【ニューデリー=田北真樹子】インドで新型インフルエンザによる死者が10日間で20人を超え、患者数は1200人にまで急増した。春ごろに感染が急拡大したメキシコや米国などより遅れてきた新型インフルの"到来"に、インド国内はパニック寸前の様相。政府は治療のガイドラインを出すなどして事態の沈静化に懸命になっている。
最初の死亡ケースは今月3日、診察で訪れた病院で感染したとみられる西部マハラシュトラ州プネの14歳の女子学生。その後も死者は続出し、15日には24人に達した。感染者も1300人を超えた。

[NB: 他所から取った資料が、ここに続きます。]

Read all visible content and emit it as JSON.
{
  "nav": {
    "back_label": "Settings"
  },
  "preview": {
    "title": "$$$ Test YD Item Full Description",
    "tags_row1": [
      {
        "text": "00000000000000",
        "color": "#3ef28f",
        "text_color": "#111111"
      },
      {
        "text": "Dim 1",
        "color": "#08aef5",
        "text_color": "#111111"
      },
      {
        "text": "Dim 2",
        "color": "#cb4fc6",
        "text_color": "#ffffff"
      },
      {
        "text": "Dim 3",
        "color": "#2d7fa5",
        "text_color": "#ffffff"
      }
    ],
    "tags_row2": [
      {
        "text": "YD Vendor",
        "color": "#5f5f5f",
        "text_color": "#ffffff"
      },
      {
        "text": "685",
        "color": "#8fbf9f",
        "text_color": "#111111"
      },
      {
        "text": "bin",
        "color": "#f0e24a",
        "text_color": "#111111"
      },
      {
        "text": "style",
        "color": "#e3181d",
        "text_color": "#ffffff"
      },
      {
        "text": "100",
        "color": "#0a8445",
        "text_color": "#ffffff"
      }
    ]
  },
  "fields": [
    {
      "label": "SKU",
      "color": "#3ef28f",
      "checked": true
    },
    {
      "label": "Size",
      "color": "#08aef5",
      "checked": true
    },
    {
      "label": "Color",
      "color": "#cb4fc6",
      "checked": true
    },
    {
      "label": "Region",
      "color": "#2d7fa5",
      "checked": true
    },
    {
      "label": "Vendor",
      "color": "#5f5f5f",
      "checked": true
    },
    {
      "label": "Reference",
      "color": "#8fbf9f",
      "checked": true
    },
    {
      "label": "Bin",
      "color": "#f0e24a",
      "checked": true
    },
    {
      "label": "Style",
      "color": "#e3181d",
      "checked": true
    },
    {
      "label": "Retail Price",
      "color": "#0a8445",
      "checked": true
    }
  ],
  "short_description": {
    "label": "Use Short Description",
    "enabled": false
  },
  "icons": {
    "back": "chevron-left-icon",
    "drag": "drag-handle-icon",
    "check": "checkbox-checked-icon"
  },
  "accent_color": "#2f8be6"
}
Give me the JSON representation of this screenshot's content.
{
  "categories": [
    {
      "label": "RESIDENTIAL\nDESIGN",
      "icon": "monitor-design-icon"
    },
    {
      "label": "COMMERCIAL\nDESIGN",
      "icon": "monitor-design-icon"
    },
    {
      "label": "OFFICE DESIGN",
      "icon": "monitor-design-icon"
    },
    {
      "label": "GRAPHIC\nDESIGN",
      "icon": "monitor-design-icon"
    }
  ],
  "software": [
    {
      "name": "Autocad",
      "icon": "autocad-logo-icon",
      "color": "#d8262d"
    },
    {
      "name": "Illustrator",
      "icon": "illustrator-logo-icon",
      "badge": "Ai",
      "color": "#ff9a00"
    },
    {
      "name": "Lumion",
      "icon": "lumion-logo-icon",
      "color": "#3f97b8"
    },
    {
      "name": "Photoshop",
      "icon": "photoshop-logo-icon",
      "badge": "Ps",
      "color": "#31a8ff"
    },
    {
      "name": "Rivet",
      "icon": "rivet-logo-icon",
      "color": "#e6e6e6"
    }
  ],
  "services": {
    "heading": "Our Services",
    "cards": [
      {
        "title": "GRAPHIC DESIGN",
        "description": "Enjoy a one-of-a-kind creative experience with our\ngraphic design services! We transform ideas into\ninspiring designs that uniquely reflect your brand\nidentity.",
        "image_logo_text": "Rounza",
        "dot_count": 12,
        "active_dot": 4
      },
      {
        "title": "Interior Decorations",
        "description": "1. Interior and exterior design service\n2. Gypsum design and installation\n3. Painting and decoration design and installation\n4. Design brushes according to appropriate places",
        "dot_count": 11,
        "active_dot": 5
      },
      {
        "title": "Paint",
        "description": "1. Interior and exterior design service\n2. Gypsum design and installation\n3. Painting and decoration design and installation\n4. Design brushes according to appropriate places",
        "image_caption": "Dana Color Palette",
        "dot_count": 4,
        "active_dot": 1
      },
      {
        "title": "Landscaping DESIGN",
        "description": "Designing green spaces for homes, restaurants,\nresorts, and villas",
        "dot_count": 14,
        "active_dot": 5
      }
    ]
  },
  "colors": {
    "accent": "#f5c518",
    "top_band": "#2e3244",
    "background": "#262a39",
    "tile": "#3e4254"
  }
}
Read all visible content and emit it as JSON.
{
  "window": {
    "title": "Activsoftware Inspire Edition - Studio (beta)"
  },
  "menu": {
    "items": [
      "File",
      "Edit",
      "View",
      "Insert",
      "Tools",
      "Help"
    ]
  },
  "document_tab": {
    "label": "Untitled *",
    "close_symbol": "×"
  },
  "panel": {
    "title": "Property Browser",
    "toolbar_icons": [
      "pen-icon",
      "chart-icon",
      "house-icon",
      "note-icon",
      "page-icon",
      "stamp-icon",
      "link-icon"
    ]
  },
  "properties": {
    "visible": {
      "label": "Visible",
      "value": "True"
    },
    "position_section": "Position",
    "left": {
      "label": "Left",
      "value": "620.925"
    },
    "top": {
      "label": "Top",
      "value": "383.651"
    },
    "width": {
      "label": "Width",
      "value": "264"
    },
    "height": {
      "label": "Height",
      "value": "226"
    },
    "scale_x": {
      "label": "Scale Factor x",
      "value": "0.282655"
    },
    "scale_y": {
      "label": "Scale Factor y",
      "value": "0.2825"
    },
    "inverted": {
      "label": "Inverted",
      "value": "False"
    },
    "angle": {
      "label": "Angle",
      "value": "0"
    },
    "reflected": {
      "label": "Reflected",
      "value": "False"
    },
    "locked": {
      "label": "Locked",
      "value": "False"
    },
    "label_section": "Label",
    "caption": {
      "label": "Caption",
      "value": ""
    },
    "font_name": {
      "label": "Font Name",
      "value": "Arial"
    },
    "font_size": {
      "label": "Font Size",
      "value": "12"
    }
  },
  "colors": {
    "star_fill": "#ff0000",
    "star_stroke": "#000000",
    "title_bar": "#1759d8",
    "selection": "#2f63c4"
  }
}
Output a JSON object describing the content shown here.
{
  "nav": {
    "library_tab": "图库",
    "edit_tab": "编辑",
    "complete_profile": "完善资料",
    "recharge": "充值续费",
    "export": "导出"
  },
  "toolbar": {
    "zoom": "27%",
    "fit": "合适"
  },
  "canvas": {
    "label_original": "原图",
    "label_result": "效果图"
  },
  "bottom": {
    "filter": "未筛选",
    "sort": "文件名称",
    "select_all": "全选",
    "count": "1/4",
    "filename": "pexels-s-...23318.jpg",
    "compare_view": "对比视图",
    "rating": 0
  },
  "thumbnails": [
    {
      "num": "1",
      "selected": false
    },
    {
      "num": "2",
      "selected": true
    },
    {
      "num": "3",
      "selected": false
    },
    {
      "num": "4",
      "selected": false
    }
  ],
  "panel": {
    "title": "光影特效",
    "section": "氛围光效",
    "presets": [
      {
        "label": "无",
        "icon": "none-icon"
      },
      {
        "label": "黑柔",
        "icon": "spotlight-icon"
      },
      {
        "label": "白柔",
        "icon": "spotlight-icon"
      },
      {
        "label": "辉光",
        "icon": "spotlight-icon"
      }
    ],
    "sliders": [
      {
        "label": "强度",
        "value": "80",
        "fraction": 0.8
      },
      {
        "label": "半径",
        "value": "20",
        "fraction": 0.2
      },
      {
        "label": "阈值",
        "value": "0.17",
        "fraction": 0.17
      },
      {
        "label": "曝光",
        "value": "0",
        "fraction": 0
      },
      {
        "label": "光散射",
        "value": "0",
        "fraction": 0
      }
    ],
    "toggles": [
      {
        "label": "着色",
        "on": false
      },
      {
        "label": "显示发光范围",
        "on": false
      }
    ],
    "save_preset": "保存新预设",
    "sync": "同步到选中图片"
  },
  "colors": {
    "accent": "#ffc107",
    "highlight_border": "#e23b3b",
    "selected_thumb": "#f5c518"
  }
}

死者数はプネだけで12人に上るが、商都ムンバイでも死者2人が出ており、同市は市内の教育機関を19日まで休校にしたほか、人の集まる映画館を15日まで休館にした。死者が出ていないデリーでも、マスクが飛ぶように売れており、品薄の状態が続いている。
インド政府は海外で感染が広がった当時、「体制は万全だ」と自信を持っていた。だが、感染報告が相次ぐと病院の診断拒否などが表面化、万全のはずの体制にほころびが出ている。政府は14日になって事態の沈静化を図ろうと、新型インフルの症状を3段階に分類し、医師の診断や治療薬、タミフルの投与の必要性を明記した指針を示した。
ほとんどの死者に海外渡航歴はなく、なぜインドで突然、蔓延(まんえん)が始まったのかは不明。雨期に入ったこの季節は気温がやや下がって湿度が上がり、季節要因が背景にあるのではないかとの見方も出ている。